BRIEF DESCRIPTION OF THE DRAWINGS
[0026] FIG. 1 is a flowchart of a method of generating halftone
threshold data according to the present invention;
[0027] FIG. 2 is a diagram showing a clustered-dot ordered halftone
threshold pattern which serves as a minimum unit of halftone
threshold data;
[0028] FIG. 3 is a diagram of an auxiliary multiple halftone
threshold pattern which is a collection of clustered-dot ordered
halftone threshold patterns each serving as a minimum unit of
halftone threshold data;
[0029] FIG. 4 is a diagram of a multiple halftone threshold pattern
which is a collection of auxiliary multiple halftone threshold
patterns of halftone threshold data and is arranged as a Bayer
array of dispersed-dot ordered halftone threshold data;
[0030] FIG. 5 is a block diagram of a halftone image generating
apparatus according to the present invention;
[0031] FIG. 6 is a diagram showing a halftone image generated by
the halftone image generating apparatus according to the present
invention;
[0032] FIGS. 7 and 8 are a flowchart of a process of successively
selecting auxiliary multiple halftone threshold patterns spaced at
largest distances to determine an array;
[0033] FIG. 9 is a flowchart of a subroutine in the process shown
in FIGS. 7 and 8;
[0034] FIG. 10 is a diagram showing nine threshold matrixes and
initial thresholds set therein;
[0035] FIG. 11 is a diagram of a 7.times.7 dispersed-dot ordered
halftone threshold data pattern which is produced by carrying out
the process shown in FIGS. 7 through 9;
[0036] FIG. 12 is a diagram of a multiple halftone threshold
pattern which is a collection of auxiliary multiple halftone
threshold patterns of halftone threshold data and is arranged as an
array of dispersed-dot ordered halftone threshold data as shown in
FIG. 11;
[0037] FIG. 13 is a diagram showing a clustered-dot ordered
halftone threshold pattern and halftone images generated using the
clustered-dot ordered halftone threshold pattern;
[0038] FIG. 14 is a diagram showing halftone images generated using
a plurality of clustered-dot ordered halftone threshold
patterns;
[0039] FIG. 15 is a diagram showing periodic density irregularities
which appear in a halftone image which is generated using a
plurality of clustered-dot ordered halftone threshold patterns;
and
[0040] FIG. 16 is a diagram showing a dispersed-dot ordered
halftone threshold pattern and halftone images generated using the
dispersed-dot ordered halftone threshold pattern.

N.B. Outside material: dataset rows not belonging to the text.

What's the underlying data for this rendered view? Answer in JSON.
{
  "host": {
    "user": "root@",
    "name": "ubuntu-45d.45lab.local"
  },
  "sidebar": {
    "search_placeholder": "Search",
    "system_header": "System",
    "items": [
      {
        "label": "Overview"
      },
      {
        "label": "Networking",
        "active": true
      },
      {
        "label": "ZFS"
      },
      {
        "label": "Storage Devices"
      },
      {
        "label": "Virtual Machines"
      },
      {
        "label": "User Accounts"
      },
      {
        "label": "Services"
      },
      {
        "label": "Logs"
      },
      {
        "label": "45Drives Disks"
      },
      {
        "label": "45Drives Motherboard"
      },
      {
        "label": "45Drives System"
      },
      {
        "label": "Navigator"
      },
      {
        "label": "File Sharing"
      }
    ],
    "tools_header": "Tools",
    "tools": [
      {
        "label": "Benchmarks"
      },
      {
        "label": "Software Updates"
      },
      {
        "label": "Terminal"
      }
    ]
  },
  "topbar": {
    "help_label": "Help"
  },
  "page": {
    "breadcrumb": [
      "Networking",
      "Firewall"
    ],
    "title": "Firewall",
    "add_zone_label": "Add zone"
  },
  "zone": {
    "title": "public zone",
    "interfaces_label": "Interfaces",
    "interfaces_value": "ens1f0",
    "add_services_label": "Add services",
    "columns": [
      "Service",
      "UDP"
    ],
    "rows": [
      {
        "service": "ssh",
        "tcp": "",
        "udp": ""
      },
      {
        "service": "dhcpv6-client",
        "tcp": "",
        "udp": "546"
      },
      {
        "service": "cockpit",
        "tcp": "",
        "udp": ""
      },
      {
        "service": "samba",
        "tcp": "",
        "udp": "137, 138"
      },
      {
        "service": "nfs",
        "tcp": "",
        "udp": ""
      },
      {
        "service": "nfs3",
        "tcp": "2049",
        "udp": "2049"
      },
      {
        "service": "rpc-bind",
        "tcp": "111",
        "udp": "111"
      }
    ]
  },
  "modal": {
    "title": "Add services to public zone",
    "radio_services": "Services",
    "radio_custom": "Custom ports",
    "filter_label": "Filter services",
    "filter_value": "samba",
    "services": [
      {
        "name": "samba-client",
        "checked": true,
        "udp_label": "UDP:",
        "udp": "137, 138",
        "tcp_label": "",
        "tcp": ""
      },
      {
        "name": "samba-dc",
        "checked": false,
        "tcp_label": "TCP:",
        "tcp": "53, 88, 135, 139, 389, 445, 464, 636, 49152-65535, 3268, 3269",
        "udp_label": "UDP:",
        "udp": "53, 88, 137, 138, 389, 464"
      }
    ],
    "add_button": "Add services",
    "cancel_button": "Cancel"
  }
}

DESCRIPTION OF THE PREFERRED EMBODIMENT
[0041] A method of generating halftone threshold data, an apparatus
for generating a halftone image, and a recording medium according
to the present invention will be described below with reference to
FIGS. 1 through 12. Those parts shown in FIGS. 1 through 12 which
are identical to those shown in FIGS. 13 through 16 are denoted by
identical reference characters, and will not be described in detail
below. For the sake of brevity, FIGS. 13 through 16 will also be
referred to in the description of the present invention.
[0042] FIG. 1 illustrates a method of generating halftone threshold
data according to the present invention. The method of generating
halftone threshold data according to the present invention will be
described below with reference to FIG. 1.
[0043] First, a halftone threshold pattern 2 which is a basic unit
of halftone threshold data making up one dot cell shown in FIG. 2
is generated in step S1. The halftone threshold pattern 2 is
clustered-dot ordered with the halftone threshold data that are
progressively greater from the center toward the periphery thereof,
as shown in FIG. 13.
[0044] Then, an array of halftone threshold data that make up an
auxiliary multiple halftone threshold pattern 18 composed of four
halftone threshold patterns 2a through 2d is determined according
to the array of halftone threshold data of the halftone threshold
pattern 2 in step S2. Each of the halftone threshold patterns 2a
through 2d comprises 4.times.4 halftone threshold data.
[0045] The array of halftone threshold data that make up the
auxiliary multiple halftone threshold pattern 18 is determined by,
for example, repeating a process of setting halftone threshold data
1 through 4 in a given sequence at corresponding positions in the
halftone threshold patterns 2a through 2d where halftone threshold
data 1 in the halftone threshold pattern 2 are set, and setting
halftone threshold data 5 through 8 in a given sequence at
corresponding positions in the halftone threshold patterns 2a
through 2d where halftone threshold data 2 in the halftone
threshold pattern 2 are set.
[0046] After the array of halftone threshold data is determined,
halftone threshold data of the auxiliary multiple halftone
threshold pattern 18 are generated according to the determined
array of halftone threshold data, as shown in FIG. 3, in step S3.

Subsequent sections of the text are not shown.